Question

1. two wires are supporting a tent pole, as shown.6 a) how far apart are the wires fixed in the ground, to the nearest tenth of a meter? b) find the angle each wire makes with the ground, to the nearest degree. state any assumptions you make.

Explanation:

Step1: Use the Law of Cosines for part a

Let \(AB = 2.2\) m, \(AC=2.8\) m and \(\angle BAC = 80^{\circ}\). The Law of Cosines states that \(BC^{2}=AB^{2}+AC^{2}-2\cdot AB\cdot AC\cdot\cos\angle BAC\).
Substitute the values: \(BC^{2}=2.2^{2}+2.8^{2}-2\times2.2\times2.8\times\cos80^{\circ}\)
\[

$$\begin{align*} BC^{2}&=4.84 + 7.84-12.32\times0.173648\\ BC^{2}&=4.84 + 7.84 - 2.13945\\ BC^{2}&=10.54055\\ BC&\approx3.2\text{ m} \end{align*}$$

\]

Step2: Use the Law of Sines for part b

Let's assume the tent - pole is perpendicular to the ground.
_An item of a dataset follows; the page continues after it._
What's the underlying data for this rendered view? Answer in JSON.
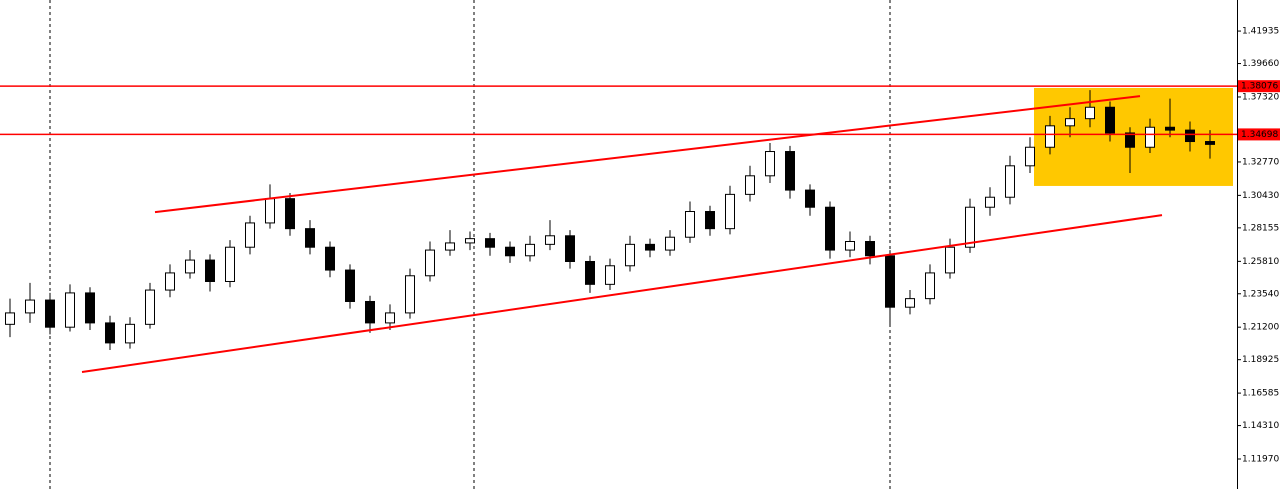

Let the angle that the wire \(AB\) makes with the ground be \(\theta_{1}\) and the angle that the wire \(AC\) makes with the ground be \(\theta_{2}\).
First, find the area of \(\triangle ABC\) using \(S=\frac{1}{2}AB\cdot AC\cdot\sin\angle BAC\).
\[

$$\begin{align*} S&=\frac{1}{2}\times2.2\times2.8\times\sin80^{\circ}\\ S&=\frac{1}{2}\times2.2\times2.8\times0.984808\\ S&=3.03394 \end{align*}$$

\]
Also, \(S = \frac{1}{2}\times BC\times h\), where \(h\) is the height of the tent - pole. Since \(BC\approx3.2\) m, \(h=\frac{2S}{BC}=\frac{2\times3.03394}{3.2}\approx1.896\) m.
For the wire \(AB = 2.2\) m, \(\sin\theta_{1}=\frac{h}{AB}=\frac{1.896}{2.2}\approx0.8618\), so \(\theta_{1}\approx59^{\circ}\).
For the wire \(AC = 2.8\) m, \(\sin\theta_{2}=\frac{h}{AC}=\frac{1.896}{2.8}\approx0.6771\), so \(\theta_{2}\approx43^{\circ}\).

Answer:

a) \(3.2\) m
b) The wire of length \(2.2\) m makes an angle of approximately \(59^{\circ}\) with the ground and the wire of length \(2.8\) m makes an angle of approximately \(43^{\circ}\) with the ground. Assumption: The tent - pole is perpendicular to the ground.